A while back I wrote a piece on RF sensitivity. I'm not convinced that everyday radio frequency harms people, and a big part of that comes from the selectivity of many claims: some people say, for example, that wireless networks trigger their aches and pains, even though there's been a storm of noise on the same frequency for years. Cellular networks draw others' suspicion, and televisions that of still more. The problem is that radio is radio is radio, and we have a good idea of what it does to the body given the frequencies and strengths at hand. RF sensitivity claims often have a curious fetish for particular technological objects rather than the technology implied as the true cause of the problem.
Not so for Debbie Bird, whose RF allergies have none of the eye-rolling inconsistency and specificity of, say, Kate Figes and her WiFi aches. Bird claims to be simply allergic to any and all radio waves, turning her house into the nearest thing to a lead-lined fortress surburbia could offer.

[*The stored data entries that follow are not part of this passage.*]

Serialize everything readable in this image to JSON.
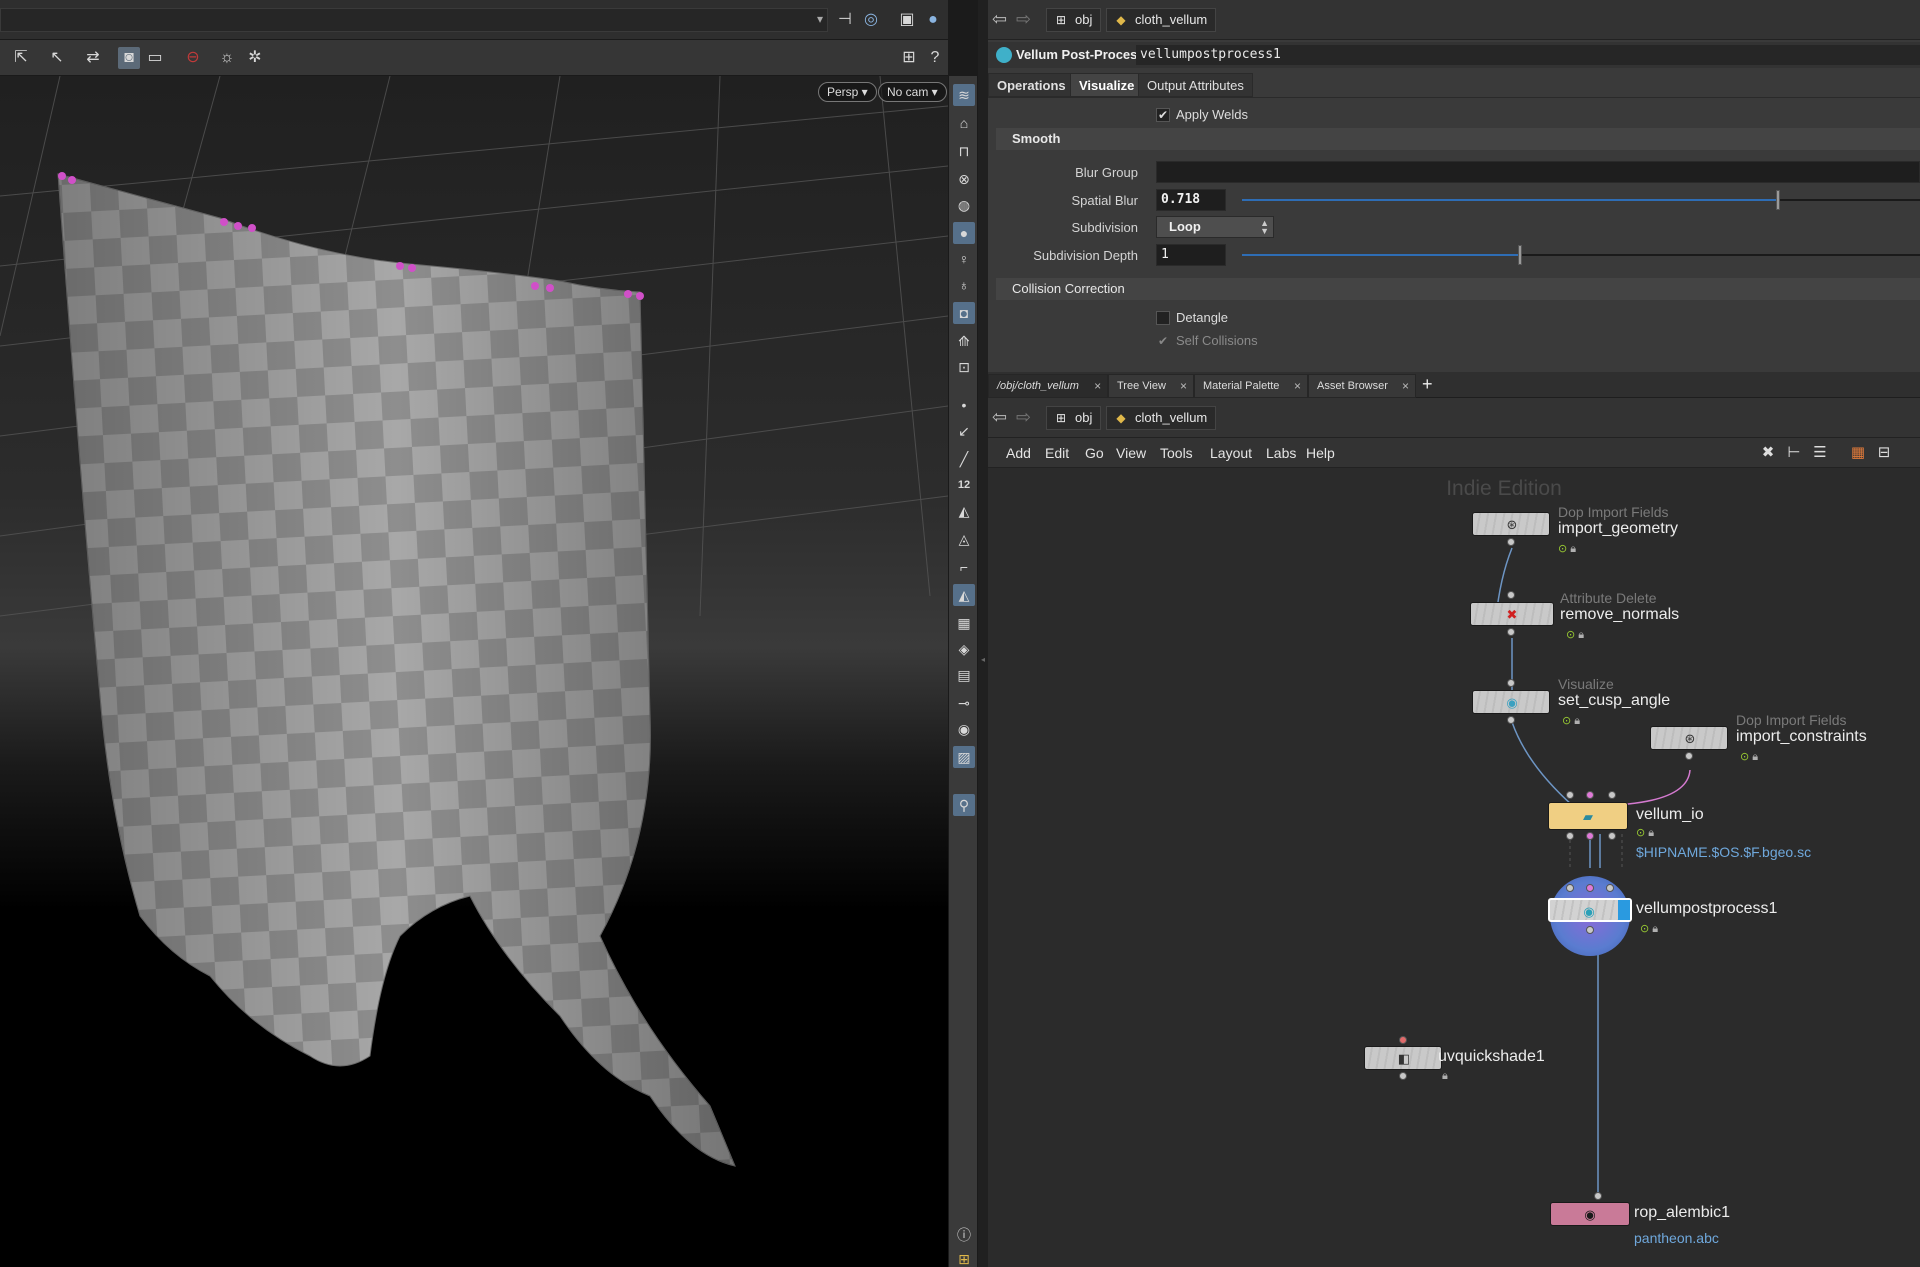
{
  "viewport": {
    "camera_persp": "Persp ▾",
    "camera_name": "No cam ▾",
    "top_icons": [
      "pin-icon",
      "target-icon",
      "box-icon",
      "sphere-icon",
      "square-icon"
    ],
    "toolbar_icons": [
      "select-icon",
      "select-arrow-icon",
      "transform-icon",
      "camera-icon",
      "display-icon",
      "ghost-icon",
      "snapshot-icon",
      "settings-icon"
    ]
  },
  "params": {
    "path": {
      "root": "obj",
      "object": "cloth_vellum"
    },
    "node_type": "Vellum Post-Process",
    "node_name": "vellumpostprocess1",
    "tabs": [
      "Operations",
      "Visualize",
      "Output Attributes"
    ],
    "apply_welds": {
      "label": "Apply Welds",
      "checked": true
    },
    "smooth_section": "Smooth",
    "blur_group": {
      "label": "Blur Group",
      "value": ""
    },
    "spatial_blur": {
      "label": "Spatial Blur",
      "value": "0.718",
      "fraction": 0.79
    },
    "subdivision": {
      "label": "Subdivision",
      "value": "Loop"
    },
    "subdivision_depth": {
      "label": "Subdivision Depth",
      "value": "1",
      "fraction": 0.41
    },
    "collision_section": "Collision Correction",
    "detangle": {
      "label": "Detangle",
      "checked": false
    },
    "self_collisions": {
      "label": "Self Collisions",
      "checked": true
    }
  },
  "network": {
    "pane_tabs": [
      {
        "label": "/obj/cloth_vellum",
        "active": true
      },
      {
        "label": "Tree View"
      },
      {
        "label": "Material Palette"
      },
      {
        "label": "Asset Browser"
      }
    ],
    "path": {
      "root": "obj",
      "object": "cloth_vellum"
    },
    "menu": [
      "Add",
      "Edit",
      "Go",
      "View",
      "Tools",
      "Layout",
      "Labs",
      "Help"
    ],
    "watermark": "Indie Edition",
    "nodes": {
      "import_geometry": {
        "type": "Dop Import Fields",
        "name": "import_geometry"
      },
      "remove_normals": {
        "type": "Attribute Delete",
        "name": "remove_normals"
      },
      "set_cusp_angle": {
        "type": "Visualize",
        "name": "set_cusp_angle"
      },
      "import_constraints": {
        "type": "Dop Import Fields",
        "name": "import_constraints"
      },
      "vellum_io": {
        "name": "vellum_io",
        "extra": "$HIPNAME.$OS.$F.bgeo.sc"
      },
      "vellumpostprocess1": {
        "name": "vellumpostprocess1"
      },
      "uvquickshade1": {
        "name": "uvquickshade1"
      },
      "rop_alembic1": {
        "name": "rop_alembic1",
        "extra": "pantheon.abc"
      }
    }
  }
}
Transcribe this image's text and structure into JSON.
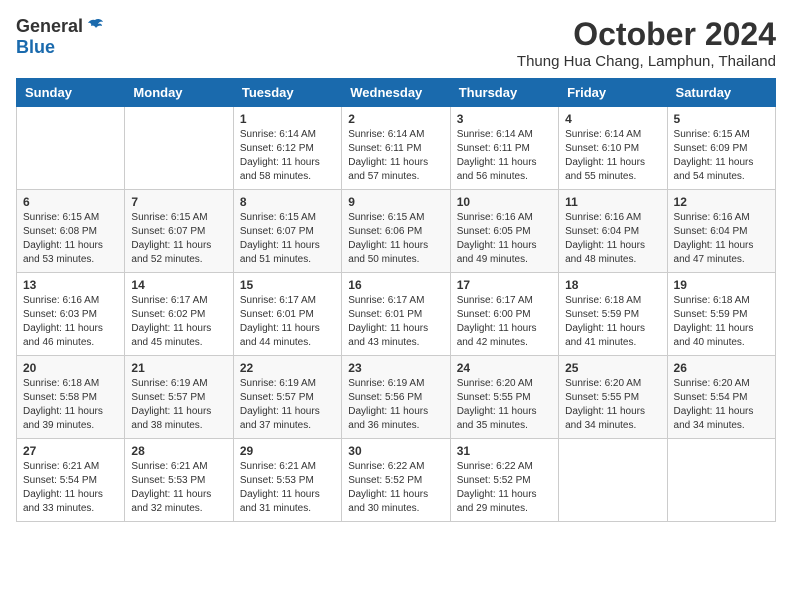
{
  "logo": {
    "general": "General",
    "blue": "Blue"
  },
  "header": {
    "month": "October 2024",
    "location": "Thung Hua Chang, Lamphun, Thailand"
  },
  "weekdays": [
    "Sunday",
    "Monday",
    "Tuesday",
    "Wednesday",
    "Thursday",
    "Friday",
    "Saturday"
  ],
  "weeks": [
    [
      {
        "day": "",
        "info": ""
      },
      {
        "day": "",
        "info": ""
      },
      {
        "day": "1",
        "info": "Sunrise: 6:14 AM\nSunset: 6:12 PM\nDaylight: 11 hours and 58 minutes."
      },
      {
        "day": "2",
        "info": "Sunrise: 6:14 AM\nSunset: 6:11 PM\nDaylight: 11 hours and 57 minutes."
      },
      {
        "day": "3",
        "info": "Sunrise: 6:14 AM\nSunset: 6:11 PM\nDaylight: 11 hours and 56 minutes."
      },
      {
        "day": "4",
        "info": "Sunrise: 6:14 AM\nSunset: 6:10 PM\nDaylight: 11 hours and 55 minutes."
      },
      {
        "day": "5",
        "info": "Sunrise: 6:15 AM\nSunset: 6:09 PM\nDaylight: 11 hours and 54 minutes."
      }
    ],
    [
      {
        "day": "6",
        "info": "Sunrise: 6:15 AM\nSunset: 6:08 PM\nDaylight: 11 hours and 53 minutes."
      },
      {
        "day": "7",
        "info": "Sunrise: 6:15 AM\nSunset: 6:07 PM\nDaylight: 11 hours and 52 minutes."
      },
      {
        "day": "8",
        "info": "Sunrise: 6:15 AM\nSunset: 6:07 PM\nDaylight: 11 hours and 51 minutes."
      },
      {
        "day": "9",
        "info": "Sunrise: 6:15 AM\nSunset: 6:06 PM\nDaylight: 11 hours and 50 minutes."
      },
      {
        "day": "10",
        "info": "Sunrise: 6:16 AM\nSunset: 6:05 PM\nDaylight: 11 hours and 49 minutes."
      },
      {
        "day": "11",
        "info": "Sunrise: 6:16 AM\nSunset: 6:04 PM\nDaylight: 11 hours and 48 minutes."
      },
      {
        "day": "12",
        "info": "Sunrise: 6:16 AM\nSunset: 6:04 PM\nDaylight: 11 hours and 47 minutes."
      }
    ],
    [
      {
        "day": "13",
        "info": "Sunrise: 6:16 AM\nSunset: 6:03 PM\nDaylight: 11 hours and 46 minutes."
      },
      {
        "day": "14",
        "info": "Sunrise: 6:17 AM\nSunset: 6:02 PM\nDaylight: 11 hours and 45 minutes."
      },
      {
        "day": "15",
        "info": "Sunrise: 6:17 AM\nSunset: 6:01 PM\nDaylight: 11 hours and 44 minutes."
      },
      {
        "day": "16",
        "info": "Sunrise: 6:17 AM\nSunset: 6:01 PM\nDaylight: 11 hours and 43 minutes."
      },
      {
        "day": "17",
        "info": "Sunrise: 6:17 AM\nSunset: 6:00 PM\nDaylight: 11 hours and 42 minutes."
      },
      {
        "day": "18",
        "info": "Sunrise: 6:18 AM\nSunset: 5:59 PM\nDaylight: 11 hours and 41 minutes."
      },
      {
        "day": "19",
        "info": "Sunrise: 6:18 AM\nSunset: 5:59 PM\nDaylight: 11 hours and 40 minutes."
      }
    ],
    [
      {
        "day": "20",
        "info": "Sunrise: 6:18 AM\nSunset: 5:58 PM\nDaylight: 11 hours and 39 minutes."
      },
      {
        "day": "21",
        "info": "Sunrise: 6:19 AM\nSunset: 5:57 PM\nDaylight: 11 hours and 38 minutes."
      },
      {
        "day": "22",
        "info": "Sunrise: 6:19 AM\nSunset: 5:57 PM\nDaylight: 11 hours and 37 minutes."
      },
      {
        "day": "23",
        "info": "Sunrise: 6:19 AM\nSunset: 5:56 PM\nDaylight: 11 hours and 36 minutes."
      },
      {
        "day": "24",
        "info": "Sunrise: 6:20 AM\nSunset: 5:55 PM\nDaylight: 11 hours and 35 minutes."
      },
      {
        "day": "25",
        "info": "Sunrise: 6:20 AM\nSunset: 5:55 PM\nDaylight: 11 hours and 34 minutes."
      },
      {
        "day": "26",
        "info": "Sunrise: 6:20 AM\nSunset: 5:54 PM\nDaylight: 11 hours and 34 minutes."
      }
    ],
    [
      {
        "day": "27",
        "info": "Sunrise: 6:21 AM\nSunset: 5:54 PM\nDaylight: 11 hours and 33 minutes."
      },
      {
        "day": "28",
        "info": "Sunrise: 6:21 AM\nSunset: 5:53 PM\nDaylight: 11 hours and 32 minutes."
      },
      {
        "day": "29",
        "info": "Sunrise: 6:21 AM\nSunset: 5:53 PM\nDaylight: 11 hours and 31 minutes."
      },
      {
        "day": "30",
        "info": "Sunrise: 6:22 AM\nSunset: 5:52 PM\nDaylight: 11 hours and 30 minutes."
      },
      {
        "day": "31",
        "info": "Sunrise: 6:22 AM\nSunset: 5:52 PM\nDaylight: 11 hours and 29 minutes."
      },
      {
        "day": "",
        "info": ""
      },
      {
        "day": "",
        "info": ""
      }
    ]
  ]
}
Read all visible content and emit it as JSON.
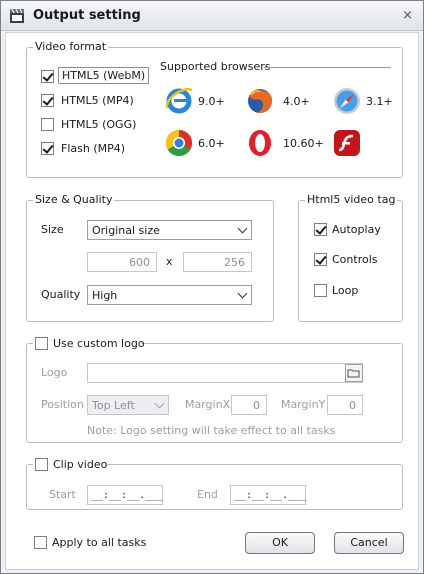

Here is Britain's Daily Mail:
Her particular issues would be easy to test in a controlled setting. This is more likely to be an autoimmune disorder, contact dermatitis or some other viral or allergic reaction than a new condition that would upend decades of research into the effects of electromagnetic fields.
At least, I hope that's the case, because that stuff can be cured. I've spoken with the gent quoted in the story, Rod Read, and he's totally on the level: to the self-identified sufferers, it's real enough. If they're right, this could be like a modern version of Polymorphous Light Eruption, or hypersensitivity to light, only on a much lower EM frequency.